Emmanuel Macron a livré une mise en garde solennelle, à l'occasion du Congrès mondial contre la peine de mort, en constatant que les débats publics dans plusieurs pays remettent en cause l'abolition. « Quand je vois les débats dans nos pays, je considère que rien n'est acquis », a déclaré le président de la République, cité dans des propos rapportés depuis cette rencontre internationale.
« La peine de mort n'a jamais rendu une société plus sûre »
Face à des voix qui, dans diverses nations, réclament un retour de la peine capitale, Emmanuel Macron a opposé un argument de fond : « La peine de mort n'a jamais rendu une société plus sûre », a-t-il affirmé. Cette phrase, prononcée devant les participants du congrès, résume la position constante de la France, qui a aboli la peine capitale en 1981. Le chef de l'État a cherché à rappeler que l'efficacité dissuasive prêtée à la peine de mort n'est pas démontrée par les faits.
Un contexte de regain des discours abolitionnistes
L'intervention du président intervient alors que, dans l'espace public de plusieurs démocraties, des appels à rétablir la peine de mort se font entendre, notamment à la suite de faits divers d'une violence extrême. Sans citer de pays en particulier, Emmanuel Macron a fait référence à « nos pays », suggérant que même au sein des États abolitionnistes, la question refait surface périodiquement.
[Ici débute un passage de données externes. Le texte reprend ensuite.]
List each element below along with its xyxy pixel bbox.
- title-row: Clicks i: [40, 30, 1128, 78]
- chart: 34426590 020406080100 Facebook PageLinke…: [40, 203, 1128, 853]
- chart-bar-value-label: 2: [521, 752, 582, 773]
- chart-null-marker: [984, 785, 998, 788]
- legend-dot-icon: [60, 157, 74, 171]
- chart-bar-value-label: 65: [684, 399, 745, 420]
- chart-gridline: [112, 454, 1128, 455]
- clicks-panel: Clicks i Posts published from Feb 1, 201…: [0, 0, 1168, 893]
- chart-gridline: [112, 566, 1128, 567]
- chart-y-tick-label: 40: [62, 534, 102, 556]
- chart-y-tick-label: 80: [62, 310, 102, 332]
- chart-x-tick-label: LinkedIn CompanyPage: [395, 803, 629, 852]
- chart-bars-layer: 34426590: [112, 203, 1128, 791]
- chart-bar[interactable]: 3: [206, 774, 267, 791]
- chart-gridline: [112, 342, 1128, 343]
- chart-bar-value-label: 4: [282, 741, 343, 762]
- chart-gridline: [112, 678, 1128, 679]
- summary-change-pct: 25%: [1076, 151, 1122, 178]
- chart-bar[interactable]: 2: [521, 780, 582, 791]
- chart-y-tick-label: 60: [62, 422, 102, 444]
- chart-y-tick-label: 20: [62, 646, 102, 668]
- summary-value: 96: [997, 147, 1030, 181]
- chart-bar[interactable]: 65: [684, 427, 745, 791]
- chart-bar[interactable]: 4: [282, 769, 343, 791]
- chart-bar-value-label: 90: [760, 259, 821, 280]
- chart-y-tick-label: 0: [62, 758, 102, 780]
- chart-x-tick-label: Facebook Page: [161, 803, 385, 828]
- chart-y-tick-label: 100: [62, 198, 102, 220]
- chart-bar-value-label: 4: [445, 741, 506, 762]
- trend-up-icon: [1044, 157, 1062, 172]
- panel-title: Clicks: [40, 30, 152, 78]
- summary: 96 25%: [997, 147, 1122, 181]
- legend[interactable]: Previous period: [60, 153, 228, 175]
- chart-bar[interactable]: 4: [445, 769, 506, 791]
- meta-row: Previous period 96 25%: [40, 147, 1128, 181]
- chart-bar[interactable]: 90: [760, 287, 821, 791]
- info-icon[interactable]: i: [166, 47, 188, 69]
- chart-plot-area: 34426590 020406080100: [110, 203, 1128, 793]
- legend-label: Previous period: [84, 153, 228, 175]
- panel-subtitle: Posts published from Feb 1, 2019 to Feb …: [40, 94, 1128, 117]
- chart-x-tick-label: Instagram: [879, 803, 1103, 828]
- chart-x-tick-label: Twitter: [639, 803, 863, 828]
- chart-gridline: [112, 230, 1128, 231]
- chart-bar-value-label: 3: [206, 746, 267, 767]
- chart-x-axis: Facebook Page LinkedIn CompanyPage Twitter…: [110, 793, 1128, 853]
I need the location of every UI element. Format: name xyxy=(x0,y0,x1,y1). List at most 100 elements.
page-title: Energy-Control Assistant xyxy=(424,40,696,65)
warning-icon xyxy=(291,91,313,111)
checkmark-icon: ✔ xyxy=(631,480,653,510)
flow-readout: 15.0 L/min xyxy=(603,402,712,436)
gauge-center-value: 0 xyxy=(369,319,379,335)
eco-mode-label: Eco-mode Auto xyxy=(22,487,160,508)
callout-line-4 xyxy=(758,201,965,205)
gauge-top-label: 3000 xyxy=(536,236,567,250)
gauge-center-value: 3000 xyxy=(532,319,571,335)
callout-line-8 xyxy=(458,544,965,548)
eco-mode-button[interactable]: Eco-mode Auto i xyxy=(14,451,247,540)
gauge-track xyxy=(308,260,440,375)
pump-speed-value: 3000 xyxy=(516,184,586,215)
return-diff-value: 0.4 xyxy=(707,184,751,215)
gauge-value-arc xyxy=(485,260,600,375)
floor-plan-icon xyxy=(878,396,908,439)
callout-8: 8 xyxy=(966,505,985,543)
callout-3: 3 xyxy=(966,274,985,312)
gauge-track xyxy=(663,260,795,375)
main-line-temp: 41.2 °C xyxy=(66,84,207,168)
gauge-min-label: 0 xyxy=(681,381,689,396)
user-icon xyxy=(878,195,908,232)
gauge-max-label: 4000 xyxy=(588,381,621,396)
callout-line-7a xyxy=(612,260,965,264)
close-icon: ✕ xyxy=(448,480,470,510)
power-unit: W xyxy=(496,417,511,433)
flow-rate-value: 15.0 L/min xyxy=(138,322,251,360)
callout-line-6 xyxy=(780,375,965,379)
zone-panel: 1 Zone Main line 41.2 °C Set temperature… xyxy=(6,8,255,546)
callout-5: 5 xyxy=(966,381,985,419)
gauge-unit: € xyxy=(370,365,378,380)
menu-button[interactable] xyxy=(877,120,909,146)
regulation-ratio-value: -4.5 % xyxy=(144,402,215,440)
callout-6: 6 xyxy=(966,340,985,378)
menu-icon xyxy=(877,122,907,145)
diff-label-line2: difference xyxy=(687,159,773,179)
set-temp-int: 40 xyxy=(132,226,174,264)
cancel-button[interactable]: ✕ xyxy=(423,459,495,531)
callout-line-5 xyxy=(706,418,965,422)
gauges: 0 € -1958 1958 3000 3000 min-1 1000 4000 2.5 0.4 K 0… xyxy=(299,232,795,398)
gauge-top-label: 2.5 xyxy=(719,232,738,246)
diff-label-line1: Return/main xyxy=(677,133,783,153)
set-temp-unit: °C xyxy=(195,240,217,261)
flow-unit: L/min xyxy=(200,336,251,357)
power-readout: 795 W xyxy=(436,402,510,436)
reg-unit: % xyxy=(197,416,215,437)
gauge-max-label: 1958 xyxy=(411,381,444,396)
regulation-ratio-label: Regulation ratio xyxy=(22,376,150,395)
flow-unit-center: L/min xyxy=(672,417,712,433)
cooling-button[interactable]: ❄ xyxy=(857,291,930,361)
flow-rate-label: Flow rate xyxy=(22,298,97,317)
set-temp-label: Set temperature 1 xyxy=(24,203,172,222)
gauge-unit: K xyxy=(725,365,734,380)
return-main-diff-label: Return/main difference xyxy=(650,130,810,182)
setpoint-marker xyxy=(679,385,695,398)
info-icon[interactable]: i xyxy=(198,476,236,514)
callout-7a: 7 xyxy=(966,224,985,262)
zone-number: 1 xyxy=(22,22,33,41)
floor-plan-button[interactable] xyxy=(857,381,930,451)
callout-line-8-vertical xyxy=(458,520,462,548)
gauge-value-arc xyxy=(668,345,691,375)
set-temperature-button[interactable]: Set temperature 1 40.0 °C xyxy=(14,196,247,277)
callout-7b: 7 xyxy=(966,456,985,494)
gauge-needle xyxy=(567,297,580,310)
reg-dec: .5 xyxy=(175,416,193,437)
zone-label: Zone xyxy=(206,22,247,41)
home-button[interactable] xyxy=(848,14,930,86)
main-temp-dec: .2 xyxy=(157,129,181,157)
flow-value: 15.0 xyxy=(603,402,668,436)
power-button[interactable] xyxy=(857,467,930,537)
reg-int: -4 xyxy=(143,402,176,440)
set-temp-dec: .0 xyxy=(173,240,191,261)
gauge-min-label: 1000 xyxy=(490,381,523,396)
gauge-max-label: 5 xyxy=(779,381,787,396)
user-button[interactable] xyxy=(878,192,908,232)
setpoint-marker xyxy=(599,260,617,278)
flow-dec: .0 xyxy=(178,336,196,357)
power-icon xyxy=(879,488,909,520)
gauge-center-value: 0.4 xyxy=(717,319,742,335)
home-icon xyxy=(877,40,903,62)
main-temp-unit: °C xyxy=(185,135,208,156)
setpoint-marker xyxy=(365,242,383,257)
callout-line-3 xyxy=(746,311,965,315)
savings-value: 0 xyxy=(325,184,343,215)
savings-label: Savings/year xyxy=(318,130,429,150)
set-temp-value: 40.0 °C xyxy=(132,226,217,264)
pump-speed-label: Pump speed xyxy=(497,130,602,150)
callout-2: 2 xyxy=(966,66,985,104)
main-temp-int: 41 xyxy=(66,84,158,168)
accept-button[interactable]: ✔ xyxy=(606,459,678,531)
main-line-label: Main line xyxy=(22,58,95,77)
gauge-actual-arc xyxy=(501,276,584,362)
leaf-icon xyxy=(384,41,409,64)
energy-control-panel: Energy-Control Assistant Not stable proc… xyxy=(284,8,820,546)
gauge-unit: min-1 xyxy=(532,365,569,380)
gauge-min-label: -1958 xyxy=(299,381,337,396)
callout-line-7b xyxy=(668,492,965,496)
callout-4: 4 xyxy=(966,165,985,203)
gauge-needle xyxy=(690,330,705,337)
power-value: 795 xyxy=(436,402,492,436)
Le message présidentiel visait à ancrer l'abolition comme un combat permanent plutôt qu'un acquis définitif.
Un plaidoyer pour la mobilisation internationale
Le Congrès mondial contre la peine de mort, qui rassemble des associations, des juristes et des gouvernements abolitionnistes, constitue une tribune régulière pour les défenseurs de l'abolition universelle. En prenant la parole dans ce cadre, Emmanuel Macron a cherché à réaffirmer l'engagement de la France comme leader de ce combat. Il a implicitement appelé à ne pas relâcher la vigilance, alors que des enquêtes d'opinion montrent parfois une adhésion minoritaire mais non négligeable à la peine capitale dans certaines sociétés occidentales.
Un discours de vigilance
Avec cette intervention, le président entend placer la France en sentinelle des valeurs abolitionnistes. « Rien n'est acquis », a-t-il répété, soulignant que chaque génération doit réapprendre et défendre les principes d'humanité qui fondent le refus de la peine de mort. Ce faisant, il répond aussi à ceux qui, dans le débat public français, pourraient être tentés de rouvrir le dossier à la faveur de situations sécuritaires tendues.